So bei schönem Wetter mal ein wenig weiter gemacht.


----------



## larsfriedrich (20. Mai 2013)

*AW: Mein erster Teich*

So sieht es jetzt im 3. Jahr aus. Noch ein paar Kleinigkeiten dann bin ich zufrieden.


----------



## Springmaus (20. Mai 2013)

*AW: Mein erster Teich*

Hallo,

sieht echt super aus !


----------



## Zermalmer (20. Mai 2013)

*AW: Mein erster Teich*

Sieht schick aus mit dem Wasser unter dem Zaun.

Hast Du die Zaunelemente selber gebaut, oder gibt's die für exorbitantes Geld zu kaufen?

Nicht das ich sowas bräuchte, abermanchmal brauch man ja mal etwas längere Elemente, dann wäre es gut, wenn man weiss wie man die macht bzw. wo man sie her bekommt


----------



## larsfriedrich (21. Mai 2013)

*AW: Mein erster Teich*

Hallo,

danke für die Komplimente.
Also die Zaunelemente habe ich selber gebaut an der Pergola.
Die an der Grundstücksgrenze sind gekauft. 
Um den ganzen Teich kommt auch noch ein Zaun und dazwischen 3 Glasscheiben als Schutz für unsere Tochter.
Von der Stange denke ich wird es so Längen nicht geben.

Grüße

Lars


----------



## Digicat (21. Mai 2013)

*AW: Mein erster Teich*

Servus Lars

Schaut super aus ...

Gefällt mir richtig gut, aber ...

In Bild 8 ist ein graues 100er-Rohr zu sehen

Dieses scheint eventuell an das Dachentwässerungsfallrohr D was für ein Wort) anzukoppeln ?
Entweder sehr gut wegtarnen, steht allerdings im Gegensatz zu der sonst akkuraten Teichgestaltung oder
was aus ökologischen Gründen mir besser gefallen würde ... komplett entfernen.
Grund:
Dachwasser enthält Giftstoffe (alles was an Staub am Dach zu liegen kommt) und diese werden in den Teich gespült.

Aber das ist Kritik auf höchsten Niveau ...


----------



## jolantha (21. Mai 2013)

*AW: Mein erster Teich*

Hallo Lars, 
hab dir ja von Anfang an zugesehen , und finde es wirklich gelungen . 
 ( Bis auf  ----- 
                Wie Digicat sagte : In Bild 8 ist ein graues 100er-Rohr zu sehen   )
Zur Not kannst Du es ja grün anstreichen , dann passt es besser zu den Pflanzen


----------



## larsfriedrich (30. Mai 2013)

*AW: Mein erster Teich*

Das Rohr ist im Moment nur provisorisch angebracht da werde ich noch eine andere Lösung realisieren.
Ich schließe das immer erst am 2ten Regentag an da mache ich mir über Giftstoffe keine Sorgen.
Später werde ich das elektronisch machen das Wasser fließt oder nicht.

Grüße

Lars


----------



## larsfriedrich (25. Juni 2013)

*AW: Mein erster Teich*

So hier mal ein paar Bilder mit fertig montierter Kindersicherung sowie paar Pflanzenbilder.


----------



## muh.gp (25. Juni 2013)

*AW: Mein erster Teich*

WOW, sieht echt Klasse aus!

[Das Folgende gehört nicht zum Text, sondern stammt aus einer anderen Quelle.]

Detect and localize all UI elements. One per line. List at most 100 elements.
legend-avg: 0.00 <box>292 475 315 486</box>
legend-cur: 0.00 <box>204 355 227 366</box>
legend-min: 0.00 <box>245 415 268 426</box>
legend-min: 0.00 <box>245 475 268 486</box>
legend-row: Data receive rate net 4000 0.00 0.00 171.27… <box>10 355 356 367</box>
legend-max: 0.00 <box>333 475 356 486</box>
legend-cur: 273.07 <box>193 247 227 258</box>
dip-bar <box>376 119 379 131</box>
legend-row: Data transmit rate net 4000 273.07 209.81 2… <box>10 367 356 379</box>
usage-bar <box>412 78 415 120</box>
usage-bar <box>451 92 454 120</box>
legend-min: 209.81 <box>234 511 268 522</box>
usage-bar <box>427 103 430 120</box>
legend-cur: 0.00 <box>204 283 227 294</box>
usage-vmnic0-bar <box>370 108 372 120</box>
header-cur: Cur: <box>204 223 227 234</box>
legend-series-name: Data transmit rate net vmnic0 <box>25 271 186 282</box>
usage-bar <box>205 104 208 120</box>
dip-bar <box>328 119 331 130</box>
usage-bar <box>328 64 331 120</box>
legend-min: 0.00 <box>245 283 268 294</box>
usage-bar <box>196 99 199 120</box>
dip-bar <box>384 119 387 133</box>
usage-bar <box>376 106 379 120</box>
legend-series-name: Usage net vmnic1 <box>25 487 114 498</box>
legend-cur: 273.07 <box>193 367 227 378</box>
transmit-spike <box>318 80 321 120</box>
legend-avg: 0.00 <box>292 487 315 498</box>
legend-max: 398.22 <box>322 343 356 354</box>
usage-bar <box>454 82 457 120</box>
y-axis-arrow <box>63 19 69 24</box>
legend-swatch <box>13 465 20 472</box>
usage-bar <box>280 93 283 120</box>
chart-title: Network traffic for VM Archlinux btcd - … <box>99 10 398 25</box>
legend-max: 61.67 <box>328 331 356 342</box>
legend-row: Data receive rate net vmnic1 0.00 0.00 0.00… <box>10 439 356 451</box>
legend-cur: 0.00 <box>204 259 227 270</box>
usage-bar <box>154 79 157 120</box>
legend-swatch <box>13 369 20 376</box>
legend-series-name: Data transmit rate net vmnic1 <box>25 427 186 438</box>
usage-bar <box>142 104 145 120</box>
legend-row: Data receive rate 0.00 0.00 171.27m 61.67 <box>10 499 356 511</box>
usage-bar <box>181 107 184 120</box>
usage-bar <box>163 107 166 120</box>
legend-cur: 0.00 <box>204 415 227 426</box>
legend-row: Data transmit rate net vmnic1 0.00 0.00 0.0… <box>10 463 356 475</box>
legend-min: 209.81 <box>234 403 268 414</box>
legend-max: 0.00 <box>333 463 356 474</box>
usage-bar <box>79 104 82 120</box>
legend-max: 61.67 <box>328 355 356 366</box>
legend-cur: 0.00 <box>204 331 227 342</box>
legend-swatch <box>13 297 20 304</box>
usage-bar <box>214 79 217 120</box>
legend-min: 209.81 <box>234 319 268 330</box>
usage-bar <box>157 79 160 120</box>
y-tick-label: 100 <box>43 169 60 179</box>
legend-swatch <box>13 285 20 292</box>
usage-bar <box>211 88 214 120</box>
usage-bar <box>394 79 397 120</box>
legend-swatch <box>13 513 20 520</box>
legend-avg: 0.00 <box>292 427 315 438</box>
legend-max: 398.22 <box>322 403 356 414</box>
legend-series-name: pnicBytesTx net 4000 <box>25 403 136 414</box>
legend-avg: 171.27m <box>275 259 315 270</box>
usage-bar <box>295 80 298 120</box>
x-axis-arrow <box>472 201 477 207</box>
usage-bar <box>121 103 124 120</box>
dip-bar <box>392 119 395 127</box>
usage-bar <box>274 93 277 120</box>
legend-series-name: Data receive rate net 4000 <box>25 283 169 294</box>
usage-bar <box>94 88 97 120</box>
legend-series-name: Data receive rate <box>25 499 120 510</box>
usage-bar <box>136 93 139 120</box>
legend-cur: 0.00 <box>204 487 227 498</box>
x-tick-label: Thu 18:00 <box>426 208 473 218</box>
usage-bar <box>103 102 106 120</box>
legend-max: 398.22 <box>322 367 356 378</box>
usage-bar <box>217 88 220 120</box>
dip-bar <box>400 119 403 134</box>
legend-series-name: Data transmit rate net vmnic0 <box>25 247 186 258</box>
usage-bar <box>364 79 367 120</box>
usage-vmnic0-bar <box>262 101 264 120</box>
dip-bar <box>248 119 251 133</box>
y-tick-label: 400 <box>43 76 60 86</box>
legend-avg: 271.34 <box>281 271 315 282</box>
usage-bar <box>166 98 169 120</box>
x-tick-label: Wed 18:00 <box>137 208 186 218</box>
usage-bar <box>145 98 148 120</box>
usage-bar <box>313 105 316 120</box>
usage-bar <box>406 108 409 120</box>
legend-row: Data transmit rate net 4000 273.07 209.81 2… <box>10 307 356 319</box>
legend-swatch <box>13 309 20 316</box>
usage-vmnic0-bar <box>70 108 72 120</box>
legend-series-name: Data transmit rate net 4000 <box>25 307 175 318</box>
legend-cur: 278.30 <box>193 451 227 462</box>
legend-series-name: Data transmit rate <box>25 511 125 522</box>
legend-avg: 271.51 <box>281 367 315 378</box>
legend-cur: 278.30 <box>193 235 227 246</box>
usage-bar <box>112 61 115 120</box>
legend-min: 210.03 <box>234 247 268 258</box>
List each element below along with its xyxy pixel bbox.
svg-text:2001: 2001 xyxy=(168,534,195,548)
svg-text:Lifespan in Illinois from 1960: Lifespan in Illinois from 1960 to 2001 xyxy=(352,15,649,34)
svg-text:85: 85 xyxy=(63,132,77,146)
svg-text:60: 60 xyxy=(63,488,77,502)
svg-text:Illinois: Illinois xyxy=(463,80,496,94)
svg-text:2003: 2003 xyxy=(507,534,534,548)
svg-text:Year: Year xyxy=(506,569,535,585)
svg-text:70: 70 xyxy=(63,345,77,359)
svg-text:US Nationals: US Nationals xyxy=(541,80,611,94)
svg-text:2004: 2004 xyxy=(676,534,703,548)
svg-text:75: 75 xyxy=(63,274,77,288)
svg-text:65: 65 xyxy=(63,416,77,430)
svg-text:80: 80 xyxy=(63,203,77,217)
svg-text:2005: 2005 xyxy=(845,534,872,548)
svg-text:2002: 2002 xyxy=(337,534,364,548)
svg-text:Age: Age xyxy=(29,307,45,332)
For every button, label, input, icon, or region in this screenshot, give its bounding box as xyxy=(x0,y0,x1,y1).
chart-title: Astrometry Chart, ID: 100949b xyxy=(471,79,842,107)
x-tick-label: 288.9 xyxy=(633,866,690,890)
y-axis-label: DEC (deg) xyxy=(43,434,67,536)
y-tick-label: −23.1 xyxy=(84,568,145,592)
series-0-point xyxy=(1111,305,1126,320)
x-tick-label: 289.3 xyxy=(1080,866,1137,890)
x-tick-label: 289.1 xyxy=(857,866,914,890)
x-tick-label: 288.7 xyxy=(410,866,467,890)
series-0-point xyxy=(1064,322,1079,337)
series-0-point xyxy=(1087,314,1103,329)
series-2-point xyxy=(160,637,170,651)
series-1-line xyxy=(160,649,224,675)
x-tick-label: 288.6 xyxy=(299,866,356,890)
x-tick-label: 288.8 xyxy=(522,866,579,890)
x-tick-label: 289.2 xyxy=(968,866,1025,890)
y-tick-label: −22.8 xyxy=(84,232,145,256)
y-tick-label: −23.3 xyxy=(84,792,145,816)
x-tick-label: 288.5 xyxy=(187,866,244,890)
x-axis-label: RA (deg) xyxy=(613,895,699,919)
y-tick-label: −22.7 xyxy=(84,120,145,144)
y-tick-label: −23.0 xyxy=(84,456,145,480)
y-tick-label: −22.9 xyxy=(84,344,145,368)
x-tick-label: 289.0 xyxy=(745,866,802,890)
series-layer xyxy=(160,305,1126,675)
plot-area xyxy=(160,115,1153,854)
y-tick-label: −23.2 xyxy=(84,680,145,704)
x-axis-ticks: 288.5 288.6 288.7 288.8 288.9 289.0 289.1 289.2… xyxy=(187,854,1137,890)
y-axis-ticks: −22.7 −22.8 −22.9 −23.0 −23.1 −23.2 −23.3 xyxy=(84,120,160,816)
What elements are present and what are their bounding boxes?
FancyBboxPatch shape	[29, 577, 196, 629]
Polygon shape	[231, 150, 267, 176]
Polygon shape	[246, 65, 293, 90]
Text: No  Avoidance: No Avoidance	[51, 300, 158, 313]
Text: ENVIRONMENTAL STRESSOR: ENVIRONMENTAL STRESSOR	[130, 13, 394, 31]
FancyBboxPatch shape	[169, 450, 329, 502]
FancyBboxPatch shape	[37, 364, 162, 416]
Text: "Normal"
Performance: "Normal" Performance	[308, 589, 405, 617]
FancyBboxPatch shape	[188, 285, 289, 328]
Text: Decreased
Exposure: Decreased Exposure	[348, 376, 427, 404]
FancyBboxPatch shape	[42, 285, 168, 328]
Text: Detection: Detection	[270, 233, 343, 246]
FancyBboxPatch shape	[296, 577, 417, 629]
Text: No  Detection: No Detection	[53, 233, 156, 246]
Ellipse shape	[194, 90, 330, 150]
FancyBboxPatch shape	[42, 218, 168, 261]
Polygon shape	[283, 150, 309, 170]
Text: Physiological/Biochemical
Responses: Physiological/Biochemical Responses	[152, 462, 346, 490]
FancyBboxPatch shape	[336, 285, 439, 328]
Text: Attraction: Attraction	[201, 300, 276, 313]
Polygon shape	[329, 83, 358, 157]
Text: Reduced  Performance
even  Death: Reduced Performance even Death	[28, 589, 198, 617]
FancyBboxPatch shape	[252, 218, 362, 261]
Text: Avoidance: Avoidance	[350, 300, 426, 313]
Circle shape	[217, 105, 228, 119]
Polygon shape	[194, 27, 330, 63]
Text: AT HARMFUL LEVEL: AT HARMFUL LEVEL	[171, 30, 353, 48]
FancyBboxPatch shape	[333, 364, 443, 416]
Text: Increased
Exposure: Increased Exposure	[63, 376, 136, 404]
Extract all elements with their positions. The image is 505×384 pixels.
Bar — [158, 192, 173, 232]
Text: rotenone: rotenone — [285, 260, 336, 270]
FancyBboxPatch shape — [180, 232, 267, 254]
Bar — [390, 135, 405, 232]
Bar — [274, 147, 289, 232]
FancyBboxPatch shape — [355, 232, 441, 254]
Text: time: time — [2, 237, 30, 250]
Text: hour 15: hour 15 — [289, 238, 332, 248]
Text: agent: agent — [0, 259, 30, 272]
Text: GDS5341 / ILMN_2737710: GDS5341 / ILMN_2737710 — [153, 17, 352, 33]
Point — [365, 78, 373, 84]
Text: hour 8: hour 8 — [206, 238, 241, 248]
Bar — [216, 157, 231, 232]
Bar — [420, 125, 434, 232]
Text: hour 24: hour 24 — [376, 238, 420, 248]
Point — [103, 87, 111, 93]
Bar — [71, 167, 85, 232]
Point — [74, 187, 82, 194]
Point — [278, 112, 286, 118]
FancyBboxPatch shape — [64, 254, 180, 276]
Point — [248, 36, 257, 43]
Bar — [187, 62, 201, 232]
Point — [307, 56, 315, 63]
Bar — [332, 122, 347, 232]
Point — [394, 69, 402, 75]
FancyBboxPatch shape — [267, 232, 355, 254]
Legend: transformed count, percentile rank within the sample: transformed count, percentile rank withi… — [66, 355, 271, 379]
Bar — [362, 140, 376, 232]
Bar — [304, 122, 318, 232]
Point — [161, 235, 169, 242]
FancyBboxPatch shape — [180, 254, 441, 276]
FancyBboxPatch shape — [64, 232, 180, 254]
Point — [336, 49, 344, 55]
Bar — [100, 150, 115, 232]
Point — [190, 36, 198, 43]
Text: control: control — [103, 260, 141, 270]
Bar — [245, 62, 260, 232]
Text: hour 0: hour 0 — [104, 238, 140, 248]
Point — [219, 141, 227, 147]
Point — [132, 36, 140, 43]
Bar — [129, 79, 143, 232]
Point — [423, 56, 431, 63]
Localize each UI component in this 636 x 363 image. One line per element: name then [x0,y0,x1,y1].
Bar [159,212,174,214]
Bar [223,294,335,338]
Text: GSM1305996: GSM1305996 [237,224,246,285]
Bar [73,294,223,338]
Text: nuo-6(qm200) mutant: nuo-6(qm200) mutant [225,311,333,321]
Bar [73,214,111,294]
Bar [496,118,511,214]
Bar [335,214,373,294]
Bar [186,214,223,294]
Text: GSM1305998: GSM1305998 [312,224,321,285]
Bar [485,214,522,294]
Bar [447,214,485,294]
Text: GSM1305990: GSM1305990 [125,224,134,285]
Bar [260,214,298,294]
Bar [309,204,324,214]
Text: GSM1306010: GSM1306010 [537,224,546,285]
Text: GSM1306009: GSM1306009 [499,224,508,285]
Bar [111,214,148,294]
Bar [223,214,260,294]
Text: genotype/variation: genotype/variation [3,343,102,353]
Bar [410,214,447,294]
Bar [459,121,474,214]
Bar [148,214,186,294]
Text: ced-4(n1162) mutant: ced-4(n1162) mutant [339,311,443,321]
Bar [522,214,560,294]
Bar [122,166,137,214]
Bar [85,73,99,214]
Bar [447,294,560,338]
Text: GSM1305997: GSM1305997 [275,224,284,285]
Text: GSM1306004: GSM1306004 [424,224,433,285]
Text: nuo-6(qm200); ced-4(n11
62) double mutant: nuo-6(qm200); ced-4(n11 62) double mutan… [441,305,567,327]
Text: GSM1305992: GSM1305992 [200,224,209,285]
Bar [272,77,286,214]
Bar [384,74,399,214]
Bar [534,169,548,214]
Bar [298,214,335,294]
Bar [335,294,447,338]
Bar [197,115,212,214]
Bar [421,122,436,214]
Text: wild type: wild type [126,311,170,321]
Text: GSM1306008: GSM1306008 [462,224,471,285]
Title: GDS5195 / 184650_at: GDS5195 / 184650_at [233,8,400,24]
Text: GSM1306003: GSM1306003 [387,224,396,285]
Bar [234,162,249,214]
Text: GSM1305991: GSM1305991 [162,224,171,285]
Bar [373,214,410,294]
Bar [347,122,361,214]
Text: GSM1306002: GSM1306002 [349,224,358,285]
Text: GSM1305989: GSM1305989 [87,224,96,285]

Und dazu die Blütenpracht!

Grüße,
Holger


----------



## larsfriedrich (26. Juni 2013)

*AW: Mein erster Teich*

Hi,

danke! Die __ Lilien blühen nach 3 Jahren endlich das erste mal.
Das dauert echt mehrere Jahre bis der Teich einigermaßen aussieht..

Grüße

Lars


----------



## samorai (26. Juni 2013)

*AW: Mein erster Teich*

Hallo Hellmut!
Dachentwässerung ist der Oberbegriff dazu gehören: Dachrinne, Fallrohr, Speier oder Wasserfangkästen.
Vom feinsten "doppelt-gemoppelt", aber man weiß worauf Du hinaus willst!

LG Ron!


----------